Wir brauchen eine positive Vision, wie das Land aussehen soll. Dazu brauchen wir politische Führung. Wir brauchen eine Idee, wie es mit unserer industriellen Basis in Deutschland weitergehen soll. Wie wir den Klimawandel und diese Energietransformation gestalten, damit sie nachhaltig im sozial-ökologischen Sinn ist. Wir benötigen diese Konkretisierung einer Agenda 2030/35, dass wir ein Ziel haben, auf das wir losmarschieren. Zum Beispiel, dass wir die grüne Industrienation Nr. 1 in der Welt werden wollen. Wir brauchen etwas Konkretes, wo wir sagen, wir packen an und laufen alle in die gleiche Richtung. Da wollen wir hin, und wenn wir da ankommen, dann sind AfD und andere Schreckgespenster vergessen.

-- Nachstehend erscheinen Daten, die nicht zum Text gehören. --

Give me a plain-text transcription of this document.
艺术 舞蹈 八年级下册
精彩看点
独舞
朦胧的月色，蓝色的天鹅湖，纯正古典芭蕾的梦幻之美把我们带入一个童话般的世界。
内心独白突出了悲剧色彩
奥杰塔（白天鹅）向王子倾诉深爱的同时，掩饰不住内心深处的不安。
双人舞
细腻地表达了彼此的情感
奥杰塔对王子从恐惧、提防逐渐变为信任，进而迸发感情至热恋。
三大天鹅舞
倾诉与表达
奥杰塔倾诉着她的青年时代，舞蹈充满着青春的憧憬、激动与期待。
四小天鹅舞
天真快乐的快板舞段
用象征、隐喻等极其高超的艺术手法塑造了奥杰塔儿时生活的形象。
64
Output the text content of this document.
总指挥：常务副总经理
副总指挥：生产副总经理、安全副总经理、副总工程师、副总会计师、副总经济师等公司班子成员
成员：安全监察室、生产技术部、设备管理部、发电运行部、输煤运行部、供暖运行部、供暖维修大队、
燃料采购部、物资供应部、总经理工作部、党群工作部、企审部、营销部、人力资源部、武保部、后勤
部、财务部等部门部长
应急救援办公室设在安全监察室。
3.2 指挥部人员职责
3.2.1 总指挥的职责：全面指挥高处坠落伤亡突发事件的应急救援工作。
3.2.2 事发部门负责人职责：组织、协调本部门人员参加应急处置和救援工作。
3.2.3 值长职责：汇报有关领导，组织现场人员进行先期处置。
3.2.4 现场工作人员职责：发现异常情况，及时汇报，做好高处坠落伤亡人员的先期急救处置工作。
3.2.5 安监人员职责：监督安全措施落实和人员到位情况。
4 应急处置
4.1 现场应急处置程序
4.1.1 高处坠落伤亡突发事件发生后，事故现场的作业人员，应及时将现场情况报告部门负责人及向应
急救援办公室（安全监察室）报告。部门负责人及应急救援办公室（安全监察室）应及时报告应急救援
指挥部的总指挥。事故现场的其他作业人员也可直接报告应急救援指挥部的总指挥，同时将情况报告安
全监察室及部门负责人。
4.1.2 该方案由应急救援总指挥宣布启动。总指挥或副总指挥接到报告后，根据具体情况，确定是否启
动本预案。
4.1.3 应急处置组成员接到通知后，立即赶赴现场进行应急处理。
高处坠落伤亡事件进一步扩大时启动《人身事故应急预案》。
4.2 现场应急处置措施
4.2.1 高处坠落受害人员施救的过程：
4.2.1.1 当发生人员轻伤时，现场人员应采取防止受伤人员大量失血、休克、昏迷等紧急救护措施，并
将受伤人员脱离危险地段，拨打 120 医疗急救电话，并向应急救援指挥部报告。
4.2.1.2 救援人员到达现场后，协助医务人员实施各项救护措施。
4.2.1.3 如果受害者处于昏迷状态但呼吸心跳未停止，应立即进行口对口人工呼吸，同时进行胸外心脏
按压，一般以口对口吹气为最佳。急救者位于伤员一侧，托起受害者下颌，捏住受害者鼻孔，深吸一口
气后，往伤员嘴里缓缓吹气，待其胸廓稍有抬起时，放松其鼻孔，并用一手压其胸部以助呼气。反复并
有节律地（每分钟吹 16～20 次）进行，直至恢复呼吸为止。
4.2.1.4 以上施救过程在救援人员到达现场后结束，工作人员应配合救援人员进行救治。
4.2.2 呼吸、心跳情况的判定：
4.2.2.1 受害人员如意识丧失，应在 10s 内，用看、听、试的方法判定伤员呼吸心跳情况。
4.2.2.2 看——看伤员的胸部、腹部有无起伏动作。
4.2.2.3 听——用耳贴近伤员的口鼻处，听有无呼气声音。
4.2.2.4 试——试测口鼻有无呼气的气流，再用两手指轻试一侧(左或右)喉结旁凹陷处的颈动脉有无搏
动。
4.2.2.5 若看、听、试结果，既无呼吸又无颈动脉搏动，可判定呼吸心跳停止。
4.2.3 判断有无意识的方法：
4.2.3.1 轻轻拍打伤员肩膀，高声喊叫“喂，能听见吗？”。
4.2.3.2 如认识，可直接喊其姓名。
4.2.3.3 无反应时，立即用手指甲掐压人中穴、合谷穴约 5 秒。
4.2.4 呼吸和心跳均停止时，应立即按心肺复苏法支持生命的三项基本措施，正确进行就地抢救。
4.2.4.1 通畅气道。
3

Interview von Peter Brandhorst und Holger Förster; erschienen (u a.) in: Straßenmagazin Hempels, Februar 2024


Weltwirtschaftsinstitut Kiel

Das "Kiel Institut für Weltwirtschaft" (IfW) ist eines der großen und bedeutenden Zentren weltwirtschaftlicher Forschung. Aufgabe ist, weltwirtschaftliche Herausforderungen frühzeitig zu erkennen und Lösungsansätze zu entwickeln. Das Institut mit seinen insgesamt über 100 wissenschaftlichen Mitarbeitenden berät deutsche, europäische und internationale Politik sowie Institutionen, Verbände und Unternehmen. Als eigenständiges Institut kooperiert das IfW mit der Christian-Albrechts-Universität zu Kiel und wird vom Land Schleswig-Holstein und vom Bund finanziert.

Prof. Moritz Schularick

Der 1975 geborene Moritz Schularick ist seit Juni 2023 Präsident des Kieler Weltwirtschaftsinstituts. Vor seiner Berufung an das IfW war der Volkswirt Professor für Makroökonomie an der Universität Bonn. Schularick hat mehrere Auszeichnungen erhalten, unter anderem ist er Preisträger des Leibniz-Preises 2022, Deutschlands wichtigstem und von der Deutschen Forschungsgemeinschaft (DFG) vergebenen Forschungspreis. In seiner Forschung beschäftigt er sich unter anderem mit ökonomischer Ungleichheit und den Ursachen von Finanzkrisen.